I am an altruist by nature, so when a letter from my healthcare provider inquired as to my interest in volunteering for a research project my initial thought was, “Why not?”
I had participated in clinical trials before—no worries. What did they want? My spit. Why? To sequence my DNA and search for associations between my particular genetic alphabet and my health and lifestyle.
Important questions began to formulate in my mind. For instance, despite assurances to the contrary, could my genes haunt me in the form of higher life- or health-insurance premiums or could I slip into the ranks of the uninsured? Since my employer pays for my health plan, what right would human resources have to my genetic profile? And, perhaps my biggest worry: would data about “what makes me me” be vulnerable to hackers, creating the possibility of molecular identify theft? I shredded the invitation.
Did I make a wise decision or did I fall prey to some irrational fear of losing my identity, my privacy? And, would my loss of genetic privacy necessarily have had undesirable or harmful consequences?
Almost a decade after the Human Genome Project cracked the genetic code, the wall of privacy surrounding genetic information may be developing a few cracks of its own. This is not such a bad thing, perhaps, as it forces us to confront important questions about what constitutes privacy, its value, and whether robust protection of genetic privacy is a promise that cannot—maybe ought not—be kept. Traditional notions of the privacy of medical information are profoundly challenged by genetic tests that reveal things not only about individuals but also about families, something that a family member may or may not already know.
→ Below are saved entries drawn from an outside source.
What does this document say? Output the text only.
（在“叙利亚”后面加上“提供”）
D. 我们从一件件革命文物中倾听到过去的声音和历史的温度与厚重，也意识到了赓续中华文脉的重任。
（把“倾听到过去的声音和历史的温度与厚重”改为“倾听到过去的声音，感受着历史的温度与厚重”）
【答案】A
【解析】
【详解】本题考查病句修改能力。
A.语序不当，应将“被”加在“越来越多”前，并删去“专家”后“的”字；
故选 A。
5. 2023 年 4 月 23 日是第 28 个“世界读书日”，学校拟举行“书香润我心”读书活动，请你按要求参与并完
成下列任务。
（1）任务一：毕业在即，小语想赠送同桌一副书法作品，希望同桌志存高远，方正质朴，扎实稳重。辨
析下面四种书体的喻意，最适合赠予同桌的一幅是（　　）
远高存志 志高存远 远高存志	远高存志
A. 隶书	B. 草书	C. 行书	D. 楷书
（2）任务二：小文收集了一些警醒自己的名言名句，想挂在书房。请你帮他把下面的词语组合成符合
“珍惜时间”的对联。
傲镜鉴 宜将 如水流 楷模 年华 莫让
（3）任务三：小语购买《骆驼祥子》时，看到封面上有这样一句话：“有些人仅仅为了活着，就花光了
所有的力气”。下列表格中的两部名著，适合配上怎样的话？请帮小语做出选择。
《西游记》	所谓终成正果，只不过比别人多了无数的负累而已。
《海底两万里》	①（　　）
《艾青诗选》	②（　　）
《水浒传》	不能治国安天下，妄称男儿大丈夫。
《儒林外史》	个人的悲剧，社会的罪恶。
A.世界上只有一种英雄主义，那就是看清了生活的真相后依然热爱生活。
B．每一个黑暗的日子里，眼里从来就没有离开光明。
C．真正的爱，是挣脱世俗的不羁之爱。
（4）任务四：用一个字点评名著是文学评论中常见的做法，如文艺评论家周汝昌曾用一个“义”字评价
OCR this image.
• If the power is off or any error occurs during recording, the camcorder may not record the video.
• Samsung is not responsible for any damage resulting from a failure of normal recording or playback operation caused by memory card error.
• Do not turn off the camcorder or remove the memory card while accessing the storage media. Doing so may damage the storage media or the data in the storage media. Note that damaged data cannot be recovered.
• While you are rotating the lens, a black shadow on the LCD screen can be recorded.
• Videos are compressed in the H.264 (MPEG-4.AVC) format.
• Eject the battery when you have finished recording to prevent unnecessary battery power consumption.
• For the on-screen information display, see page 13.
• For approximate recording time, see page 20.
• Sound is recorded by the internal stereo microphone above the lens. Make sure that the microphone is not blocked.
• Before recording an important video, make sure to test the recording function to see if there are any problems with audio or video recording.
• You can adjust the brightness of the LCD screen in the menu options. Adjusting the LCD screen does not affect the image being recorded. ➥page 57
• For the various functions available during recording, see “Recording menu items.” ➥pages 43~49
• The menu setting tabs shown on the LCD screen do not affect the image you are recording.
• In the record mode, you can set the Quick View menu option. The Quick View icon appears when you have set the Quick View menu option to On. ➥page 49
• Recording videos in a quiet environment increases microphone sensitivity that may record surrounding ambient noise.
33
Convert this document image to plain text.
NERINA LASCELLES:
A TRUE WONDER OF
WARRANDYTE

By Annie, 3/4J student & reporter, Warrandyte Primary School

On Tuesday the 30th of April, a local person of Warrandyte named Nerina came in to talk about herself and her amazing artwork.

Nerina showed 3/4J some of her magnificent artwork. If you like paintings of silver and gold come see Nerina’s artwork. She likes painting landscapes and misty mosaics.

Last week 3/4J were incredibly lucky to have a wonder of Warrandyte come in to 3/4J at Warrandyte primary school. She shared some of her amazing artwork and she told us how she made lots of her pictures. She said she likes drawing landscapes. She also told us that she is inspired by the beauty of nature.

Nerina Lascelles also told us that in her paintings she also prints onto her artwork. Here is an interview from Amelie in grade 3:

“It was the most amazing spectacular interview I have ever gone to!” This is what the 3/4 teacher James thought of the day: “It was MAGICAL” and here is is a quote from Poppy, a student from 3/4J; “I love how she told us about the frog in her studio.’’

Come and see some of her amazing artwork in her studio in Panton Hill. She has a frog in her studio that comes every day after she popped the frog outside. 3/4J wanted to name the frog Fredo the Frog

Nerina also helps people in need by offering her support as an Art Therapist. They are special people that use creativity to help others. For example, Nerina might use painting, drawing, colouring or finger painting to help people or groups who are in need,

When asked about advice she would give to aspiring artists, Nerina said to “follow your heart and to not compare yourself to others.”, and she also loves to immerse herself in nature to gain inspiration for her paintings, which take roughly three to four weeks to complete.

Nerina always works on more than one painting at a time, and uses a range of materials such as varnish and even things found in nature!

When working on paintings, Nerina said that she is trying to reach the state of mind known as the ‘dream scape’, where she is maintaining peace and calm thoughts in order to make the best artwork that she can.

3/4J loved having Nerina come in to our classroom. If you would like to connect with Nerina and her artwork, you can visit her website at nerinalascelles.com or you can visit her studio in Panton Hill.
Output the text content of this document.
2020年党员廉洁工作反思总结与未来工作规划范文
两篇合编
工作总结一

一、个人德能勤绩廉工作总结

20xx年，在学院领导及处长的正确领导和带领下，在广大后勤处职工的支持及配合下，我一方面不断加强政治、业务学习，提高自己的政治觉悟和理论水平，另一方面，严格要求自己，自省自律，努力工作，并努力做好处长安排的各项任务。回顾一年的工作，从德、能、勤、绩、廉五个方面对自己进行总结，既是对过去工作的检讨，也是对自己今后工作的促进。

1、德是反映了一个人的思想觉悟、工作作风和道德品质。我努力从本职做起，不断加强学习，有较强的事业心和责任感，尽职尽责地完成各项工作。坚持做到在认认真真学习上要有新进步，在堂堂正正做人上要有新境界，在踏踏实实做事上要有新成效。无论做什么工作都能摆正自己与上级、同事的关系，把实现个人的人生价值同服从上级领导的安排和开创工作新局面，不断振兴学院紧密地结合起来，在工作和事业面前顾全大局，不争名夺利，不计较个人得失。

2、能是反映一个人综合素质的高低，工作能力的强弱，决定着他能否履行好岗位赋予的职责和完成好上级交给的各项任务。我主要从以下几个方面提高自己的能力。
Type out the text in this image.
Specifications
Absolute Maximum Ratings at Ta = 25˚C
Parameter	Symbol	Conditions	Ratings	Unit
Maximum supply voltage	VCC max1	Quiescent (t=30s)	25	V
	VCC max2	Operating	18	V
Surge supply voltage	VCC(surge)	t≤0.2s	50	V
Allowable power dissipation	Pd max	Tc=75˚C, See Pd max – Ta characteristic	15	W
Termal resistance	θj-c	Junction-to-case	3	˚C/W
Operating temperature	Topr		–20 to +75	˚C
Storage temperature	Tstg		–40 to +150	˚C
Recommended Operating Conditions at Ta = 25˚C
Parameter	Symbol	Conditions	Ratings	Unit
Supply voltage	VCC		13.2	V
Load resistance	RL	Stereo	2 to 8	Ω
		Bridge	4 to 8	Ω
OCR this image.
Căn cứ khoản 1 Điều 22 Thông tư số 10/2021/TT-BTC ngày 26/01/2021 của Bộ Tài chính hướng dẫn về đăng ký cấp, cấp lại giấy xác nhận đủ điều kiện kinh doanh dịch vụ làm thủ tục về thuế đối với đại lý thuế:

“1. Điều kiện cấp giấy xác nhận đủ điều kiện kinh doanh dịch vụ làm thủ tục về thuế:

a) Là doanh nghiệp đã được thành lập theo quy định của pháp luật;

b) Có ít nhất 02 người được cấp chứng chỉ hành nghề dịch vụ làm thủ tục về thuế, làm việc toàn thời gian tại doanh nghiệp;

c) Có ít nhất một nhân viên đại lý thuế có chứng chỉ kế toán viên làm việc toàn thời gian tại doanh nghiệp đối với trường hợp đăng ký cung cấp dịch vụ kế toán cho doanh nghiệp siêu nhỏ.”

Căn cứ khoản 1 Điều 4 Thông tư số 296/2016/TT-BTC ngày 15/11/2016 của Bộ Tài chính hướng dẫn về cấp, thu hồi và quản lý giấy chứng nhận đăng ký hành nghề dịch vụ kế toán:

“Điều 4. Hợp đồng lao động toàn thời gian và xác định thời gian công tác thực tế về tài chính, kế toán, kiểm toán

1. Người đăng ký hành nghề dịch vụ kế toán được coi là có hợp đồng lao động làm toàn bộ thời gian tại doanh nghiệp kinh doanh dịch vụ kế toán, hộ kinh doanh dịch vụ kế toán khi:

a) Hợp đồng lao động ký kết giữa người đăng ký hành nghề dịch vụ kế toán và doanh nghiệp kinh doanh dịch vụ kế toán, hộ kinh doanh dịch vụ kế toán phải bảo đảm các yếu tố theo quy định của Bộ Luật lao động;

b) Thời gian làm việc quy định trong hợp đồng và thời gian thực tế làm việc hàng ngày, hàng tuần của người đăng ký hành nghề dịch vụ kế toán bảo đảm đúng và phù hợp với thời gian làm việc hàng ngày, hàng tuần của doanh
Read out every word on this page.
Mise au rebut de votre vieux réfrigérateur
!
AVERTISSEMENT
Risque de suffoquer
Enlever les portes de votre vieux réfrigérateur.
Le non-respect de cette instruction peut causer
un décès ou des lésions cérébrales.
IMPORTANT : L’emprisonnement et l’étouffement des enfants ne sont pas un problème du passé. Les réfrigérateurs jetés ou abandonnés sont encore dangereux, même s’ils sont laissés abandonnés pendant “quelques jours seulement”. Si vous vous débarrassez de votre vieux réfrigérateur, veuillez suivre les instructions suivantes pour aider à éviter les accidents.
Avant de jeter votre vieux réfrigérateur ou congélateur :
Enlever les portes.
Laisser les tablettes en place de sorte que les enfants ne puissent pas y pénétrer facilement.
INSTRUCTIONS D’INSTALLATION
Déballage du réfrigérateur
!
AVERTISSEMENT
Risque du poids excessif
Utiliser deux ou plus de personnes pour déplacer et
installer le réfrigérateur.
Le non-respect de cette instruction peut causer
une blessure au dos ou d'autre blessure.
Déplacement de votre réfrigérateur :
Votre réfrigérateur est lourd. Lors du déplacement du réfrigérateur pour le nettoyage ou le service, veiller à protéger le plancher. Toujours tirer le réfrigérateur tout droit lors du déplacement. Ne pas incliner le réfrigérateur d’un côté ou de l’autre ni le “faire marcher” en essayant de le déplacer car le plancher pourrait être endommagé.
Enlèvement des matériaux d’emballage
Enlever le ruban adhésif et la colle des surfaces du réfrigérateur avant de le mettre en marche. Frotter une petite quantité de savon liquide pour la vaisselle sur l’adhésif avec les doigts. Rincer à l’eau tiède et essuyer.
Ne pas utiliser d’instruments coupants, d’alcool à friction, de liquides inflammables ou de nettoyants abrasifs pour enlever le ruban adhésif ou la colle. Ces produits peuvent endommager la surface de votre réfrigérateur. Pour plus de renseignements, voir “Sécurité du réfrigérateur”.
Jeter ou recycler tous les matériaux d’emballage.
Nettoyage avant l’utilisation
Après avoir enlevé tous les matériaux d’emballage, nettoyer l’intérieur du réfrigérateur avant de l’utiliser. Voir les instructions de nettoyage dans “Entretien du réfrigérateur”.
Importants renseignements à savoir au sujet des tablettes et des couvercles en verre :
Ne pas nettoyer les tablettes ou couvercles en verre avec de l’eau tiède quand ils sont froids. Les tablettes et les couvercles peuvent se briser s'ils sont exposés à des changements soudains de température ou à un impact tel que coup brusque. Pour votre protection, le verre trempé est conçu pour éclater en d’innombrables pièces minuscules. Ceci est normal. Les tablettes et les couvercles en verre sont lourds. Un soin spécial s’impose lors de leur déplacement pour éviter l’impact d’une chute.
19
Privacy—the expectation that access to certain information is limited—appears to be ethically neutral, merely describing a person’s anticipated ability to control access to personal information. When I affix my signature to a document, knowingly giving my employer access to my medical records, there is no ethical breach.
Privacy gains ethical valence when expectations of control and limits are violated. Even a deeper ethical violation occurs when bootlegged information is used in harmful ways. Concern for this latter abuse powered the passage of the Genetic Information Nondiscrimination Act of 2008 (GINA), which takes full effect in May of this year.
GINA prohibits discrimination on the basis of genetic information (including both family history and genetic test results) in health insurance coverage and employment, creating tighter restrictions on the collection and use of genetic data than those in place for other types of medical information. Health insurers cannot request or require genetic information as a condition of coverage or use it to determine rates or to discover preexisting conditions.
Employers cannot hire, fire, promote, or alter terms of employment based on a person’s genetic profile. GINA does not protect privacy per se but protects our interest in insurability and employment by restricting what sorts of decisions can be made on the basis of genetic data. It protects us from harmful discrimination. GINA explicitly exempts life insurance, disability insurance, and long-term care insurance from such restriction.
GINA considers privacy not so much as an abstract principle, but as a contextualized, lived reality, i.e., genetic information is information of a different sort and ethically warrants a different set of limits. Privacy functions differently in different contexts and should be governed by the values and norms of the context at hand. Healthcare relies on access to information—deeply personal information—to effect successful research and treatment. Protecting privacy in the medical context is not tantamount to building a firewall but involves assuring informed consent, managing expectations, and protecting trust.